Weakness for crude, however, was relatively subdued, said Edward Moya, senior market analyst for the Americas at Oanda, in a note.
“Some traders are entering de-risking mode as prospects for the economy continue to dim, but no one really wants to abandon the best trade of the year, which is oil and energy stocks,” he said.
Oil has rallied this week on continued strength in fuel demand.
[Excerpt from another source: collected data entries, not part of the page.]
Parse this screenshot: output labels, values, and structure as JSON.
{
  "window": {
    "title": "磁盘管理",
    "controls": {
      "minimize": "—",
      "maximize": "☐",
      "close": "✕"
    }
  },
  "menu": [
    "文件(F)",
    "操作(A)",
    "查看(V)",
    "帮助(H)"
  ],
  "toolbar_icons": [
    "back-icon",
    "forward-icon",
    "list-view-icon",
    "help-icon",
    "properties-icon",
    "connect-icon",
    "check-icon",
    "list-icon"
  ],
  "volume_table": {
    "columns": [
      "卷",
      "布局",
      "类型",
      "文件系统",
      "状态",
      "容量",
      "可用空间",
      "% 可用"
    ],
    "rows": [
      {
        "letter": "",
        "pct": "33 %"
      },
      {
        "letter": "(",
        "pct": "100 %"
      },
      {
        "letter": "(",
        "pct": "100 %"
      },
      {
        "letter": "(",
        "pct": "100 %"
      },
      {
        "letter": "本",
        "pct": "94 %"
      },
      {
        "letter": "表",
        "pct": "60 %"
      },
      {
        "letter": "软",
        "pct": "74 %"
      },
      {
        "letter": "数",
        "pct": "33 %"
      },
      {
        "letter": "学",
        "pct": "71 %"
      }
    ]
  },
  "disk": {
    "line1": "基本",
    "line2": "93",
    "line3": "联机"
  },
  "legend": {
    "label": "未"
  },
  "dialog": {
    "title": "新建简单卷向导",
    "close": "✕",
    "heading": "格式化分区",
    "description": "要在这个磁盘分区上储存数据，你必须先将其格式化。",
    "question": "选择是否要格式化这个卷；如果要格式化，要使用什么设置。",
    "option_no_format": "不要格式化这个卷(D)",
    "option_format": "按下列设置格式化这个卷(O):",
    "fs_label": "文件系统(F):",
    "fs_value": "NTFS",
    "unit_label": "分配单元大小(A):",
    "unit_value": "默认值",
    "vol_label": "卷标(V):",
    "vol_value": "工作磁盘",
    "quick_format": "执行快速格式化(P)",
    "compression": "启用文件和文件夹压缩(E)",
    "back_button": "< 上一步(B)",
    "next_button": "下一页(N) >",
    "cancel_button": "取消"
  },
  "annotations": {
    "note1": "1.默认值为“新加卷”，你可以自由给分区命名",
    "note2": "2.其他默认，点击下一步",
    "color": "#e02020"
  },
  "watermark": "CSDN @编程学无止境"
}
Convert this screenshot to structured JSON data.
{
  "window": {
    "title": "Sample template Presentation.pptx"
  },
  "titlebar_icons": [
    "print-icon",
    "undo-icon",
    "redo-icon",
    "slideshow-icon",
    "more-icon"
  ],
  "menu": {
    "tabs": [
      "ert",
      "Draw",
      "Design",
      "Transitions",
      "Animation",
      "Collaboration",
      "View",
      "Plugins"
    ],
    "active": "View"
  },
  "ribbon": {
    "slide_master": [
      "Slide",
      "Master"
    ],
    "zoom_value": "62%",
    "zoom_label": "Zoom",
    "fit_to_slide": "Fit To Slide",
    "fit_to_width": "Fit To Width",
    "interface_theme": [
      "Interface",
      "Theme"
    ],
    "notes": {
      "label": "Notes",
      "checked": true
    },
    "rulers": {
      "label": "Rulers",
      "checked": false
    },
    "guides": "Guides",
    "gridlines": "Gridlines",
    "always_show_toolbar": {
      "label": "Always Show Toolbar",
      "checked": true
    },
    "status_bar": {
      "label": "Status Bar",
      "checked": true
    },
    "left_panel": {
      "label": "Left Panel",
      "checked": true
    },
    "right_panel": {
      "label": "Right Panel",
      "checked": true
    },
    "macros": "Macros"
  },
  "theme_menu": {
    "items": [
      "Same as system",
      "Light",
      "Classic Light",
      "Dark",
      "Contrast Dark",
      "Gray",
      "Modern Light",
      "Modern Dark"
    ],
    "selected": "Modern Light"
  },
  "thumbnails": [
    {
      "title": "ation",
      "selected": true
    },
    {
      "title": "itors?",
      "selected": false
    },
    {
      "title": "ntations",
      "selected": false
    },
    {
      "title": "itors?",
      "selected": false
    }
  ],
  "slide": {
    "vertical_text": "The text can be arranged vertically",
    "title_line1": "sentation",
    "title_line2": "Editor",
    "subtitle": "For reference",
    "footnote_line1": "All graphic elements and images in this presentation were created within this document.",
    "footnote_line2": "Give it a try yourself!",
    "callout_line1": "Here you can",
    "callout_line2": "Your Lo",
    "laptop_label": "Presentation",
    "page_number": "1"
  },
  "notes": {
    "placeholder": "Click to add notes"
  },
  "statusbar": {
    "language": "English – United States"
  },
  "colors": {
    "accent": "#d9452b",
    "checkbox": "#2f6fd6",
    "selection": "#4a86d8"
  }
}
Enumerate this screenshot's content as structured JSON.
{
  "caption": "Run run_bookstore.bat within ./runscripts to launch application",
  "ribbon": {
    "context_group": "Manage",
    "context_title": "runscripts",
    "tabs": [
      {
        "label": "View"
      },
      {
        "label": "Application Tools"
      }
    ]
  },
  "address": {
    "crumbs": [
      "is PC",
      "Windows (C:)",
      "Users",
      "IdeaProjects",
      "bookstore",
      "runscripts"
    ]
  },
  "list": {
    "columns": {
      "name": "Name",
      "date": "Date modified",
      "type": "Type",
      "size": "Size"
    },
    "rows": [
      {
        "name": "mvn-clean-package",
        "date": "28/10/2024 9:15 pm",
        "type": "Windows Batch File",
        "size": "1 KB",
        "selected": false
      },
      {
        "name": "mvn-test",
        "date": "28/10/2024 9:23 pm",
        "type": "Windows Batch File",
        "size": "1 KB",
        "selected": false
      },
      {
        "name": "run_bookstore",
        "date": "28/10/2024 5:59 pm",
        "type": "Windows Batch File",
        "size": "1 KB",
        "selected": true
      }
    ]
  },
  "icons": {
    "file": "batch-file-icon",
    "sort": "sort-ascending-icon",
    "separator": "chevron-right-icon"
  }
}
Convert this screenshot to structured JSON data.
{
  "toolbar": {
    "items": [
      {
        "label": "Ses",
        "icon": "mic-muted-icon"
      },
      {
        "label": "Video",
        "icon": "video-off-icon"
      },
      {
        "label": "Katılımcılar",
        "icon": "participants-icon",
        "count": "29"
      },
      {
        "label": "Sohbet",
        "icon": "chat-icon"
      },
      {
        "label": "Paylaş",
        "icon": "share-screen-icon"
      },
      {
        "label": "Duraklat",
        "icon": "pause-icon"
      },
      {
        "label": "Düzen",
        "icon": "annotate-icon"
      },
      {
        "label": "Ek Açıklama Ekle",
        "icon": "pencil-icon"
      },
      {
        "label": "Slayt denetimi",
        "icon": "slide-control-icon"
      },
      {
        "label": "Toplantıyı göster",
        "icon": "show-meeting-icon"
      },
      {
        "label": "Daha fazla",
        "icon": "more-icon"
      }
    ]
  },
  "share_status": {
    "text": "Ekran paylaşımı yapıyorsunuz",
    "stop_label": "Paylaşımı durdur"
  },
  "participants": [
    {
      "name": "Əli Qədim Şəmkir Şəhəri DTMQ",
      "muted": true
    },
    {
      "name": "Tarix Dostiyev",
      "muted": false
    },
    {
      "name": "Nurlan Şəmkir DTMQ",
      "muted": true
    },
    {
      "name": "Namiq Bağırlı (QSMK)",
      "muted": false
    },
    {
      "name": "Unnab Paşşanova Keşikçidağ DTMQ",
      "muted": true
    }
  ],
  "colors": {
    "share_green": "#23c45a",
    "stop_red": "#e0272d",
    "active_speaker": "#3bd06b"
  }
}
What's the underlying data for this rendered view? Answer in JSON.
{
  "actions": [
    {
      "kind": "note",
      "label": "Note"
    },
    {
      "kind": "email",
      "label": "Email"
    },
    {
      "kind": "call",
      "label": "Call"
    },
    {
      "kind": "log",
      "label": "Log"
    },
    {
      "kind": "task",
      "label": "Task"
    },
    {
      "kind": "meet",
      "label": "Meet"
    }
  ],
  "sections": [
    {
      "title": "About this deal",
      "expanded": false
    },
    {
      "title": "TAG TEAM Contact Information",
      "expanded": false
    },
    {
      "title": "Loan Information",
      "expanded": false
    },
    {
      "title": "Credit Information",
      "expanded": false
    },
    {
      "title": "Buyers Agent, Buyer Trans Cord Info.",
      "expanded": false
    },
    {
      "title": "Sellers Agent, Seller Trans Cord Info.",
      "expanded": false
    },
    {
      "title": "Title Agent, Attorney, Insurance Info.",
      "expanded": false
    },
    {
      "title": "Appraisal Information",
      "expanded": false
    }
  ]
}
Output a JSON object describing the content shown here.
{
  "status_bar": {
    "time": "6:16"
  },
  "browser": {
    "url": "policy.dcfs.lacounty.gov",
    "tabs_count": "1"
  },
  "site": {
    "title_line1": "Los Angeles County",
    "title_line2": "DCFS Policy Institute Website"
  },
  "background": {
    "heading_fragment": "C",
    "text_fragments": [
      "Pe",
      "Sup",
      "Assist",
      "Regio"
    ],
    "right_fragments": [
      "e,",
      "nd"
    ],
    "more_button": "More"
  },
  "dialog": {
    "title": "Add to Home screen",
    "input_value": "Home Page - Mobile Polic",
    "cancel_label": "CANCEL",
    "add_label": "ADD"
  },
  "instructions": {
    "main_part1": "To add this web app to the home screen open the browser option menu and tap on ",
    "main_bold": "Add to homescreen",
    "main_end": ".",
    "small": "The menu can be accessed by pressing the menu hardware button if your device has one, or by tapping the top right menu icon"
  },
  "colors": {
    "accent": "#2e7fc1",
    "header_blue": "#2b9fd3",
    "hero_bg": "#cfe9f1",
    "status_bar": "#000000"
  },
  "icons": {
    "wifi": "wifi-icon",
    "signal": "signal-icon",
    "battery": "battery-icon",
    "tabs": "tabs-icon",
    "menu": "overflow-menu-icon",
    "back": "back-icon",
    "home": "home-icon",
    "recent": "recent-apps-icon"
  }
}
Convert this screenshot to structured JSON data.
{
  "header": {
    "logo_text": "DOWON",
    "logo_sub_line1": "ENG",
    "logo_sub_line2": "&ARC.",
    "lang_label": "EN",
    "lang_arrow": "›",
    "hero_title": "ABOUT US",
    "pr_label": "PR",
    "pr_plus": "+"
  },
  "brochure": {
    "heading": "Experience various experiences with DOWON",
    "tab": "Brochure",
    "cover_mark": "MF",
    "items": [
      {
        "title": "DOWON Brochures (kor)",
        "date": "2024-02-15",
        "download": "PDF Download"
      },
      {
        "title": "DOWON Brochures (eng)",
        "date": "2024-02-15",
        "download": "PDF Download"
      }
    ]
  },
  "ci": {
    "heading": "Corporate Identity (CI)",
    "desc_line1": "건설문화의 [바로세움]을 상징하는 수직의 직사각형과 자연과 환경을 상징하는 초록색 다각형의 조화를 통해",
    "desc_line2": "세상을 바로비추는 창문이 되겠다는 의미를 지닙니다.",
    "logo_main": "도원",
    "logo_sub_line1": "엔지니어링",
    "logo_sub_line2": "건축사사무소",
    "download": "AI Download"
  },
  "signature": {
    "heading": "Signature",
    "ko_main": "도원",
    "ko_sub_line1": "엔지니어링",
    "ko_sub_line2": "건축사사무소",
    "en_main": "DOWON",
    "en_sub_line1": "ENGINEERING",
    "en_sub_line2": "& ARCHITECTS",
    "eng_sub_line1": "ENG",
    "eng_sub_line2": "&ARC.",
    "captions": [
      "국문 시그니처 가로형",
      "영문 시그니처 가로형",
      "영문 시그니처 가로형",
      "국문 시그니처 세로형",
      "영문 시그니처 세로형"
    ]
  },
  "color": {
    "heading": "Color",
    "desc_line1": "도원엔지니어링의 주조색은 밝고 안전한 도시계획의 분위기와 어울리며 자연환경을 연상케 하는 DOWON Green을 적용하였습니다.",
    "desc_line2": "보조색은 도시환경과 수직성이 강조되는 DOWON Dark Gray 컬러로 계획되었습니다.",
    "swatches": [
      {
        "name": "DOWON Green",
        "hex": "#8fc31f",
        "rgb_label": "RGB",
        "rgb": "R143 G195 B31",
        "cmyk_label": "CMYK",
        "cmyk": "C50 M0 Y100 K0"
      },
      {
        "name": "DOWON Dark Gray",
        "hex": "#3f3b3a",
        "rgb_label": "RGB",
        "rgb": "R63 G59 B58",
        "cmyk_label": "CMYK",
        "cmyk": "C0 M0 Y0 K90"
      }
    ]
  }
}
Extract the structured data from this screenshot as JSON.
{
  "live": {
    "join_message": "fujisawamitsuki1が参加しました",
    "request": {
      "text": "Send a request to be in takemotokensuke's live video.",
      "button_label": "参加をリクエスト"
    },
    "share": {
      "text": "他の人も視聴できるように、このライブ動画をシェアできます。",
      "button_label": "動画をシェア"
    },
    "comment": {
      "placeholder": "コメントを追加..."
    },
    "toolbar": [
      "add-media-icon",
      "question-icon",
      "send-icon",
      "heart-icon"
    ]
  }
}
Data earlier this week from the Energy Information Administration showed a further fall in gasoline inventories, signaling a further increase in demand as summer driving season moves into full swing despite the average U.S. pump price expected to hit $5 a gallon for the first time.
Gasoline inventories at a little over 218 million barrels “are closer to levels we usually see at the end of driving season, not at the beginning,” said Warren Patterson, head of commodities strategy at ING, in a note.
Investors continue to track developments in China, where parts of Beijing and Shanghai went back on lockdown after previously easing COVID-19 restrictions, news reports said.
The oil complex has accepted China’s “stop and start economics,” but crude dould face headwinds from a strong U.S. dollar amid continued stagflation concerns, said Stephen Innes, managing partner at SPI Asset Management.
Innes said that while continued releases from strategic reserves and an increase in OPEC+ production quotas have done little to cool off oil, bulls think U.S. policy makers could grow increasingly desperate ahead of the November elections, potentially even allowing Venezuela to export to Europe, “which could be a price capper.”
“But the clearest read-through for oil markets, regardless of what stock markets are doing, is as we head deeper into the U.S. summer driving season, tight oil and product markets should still support oil,” he said.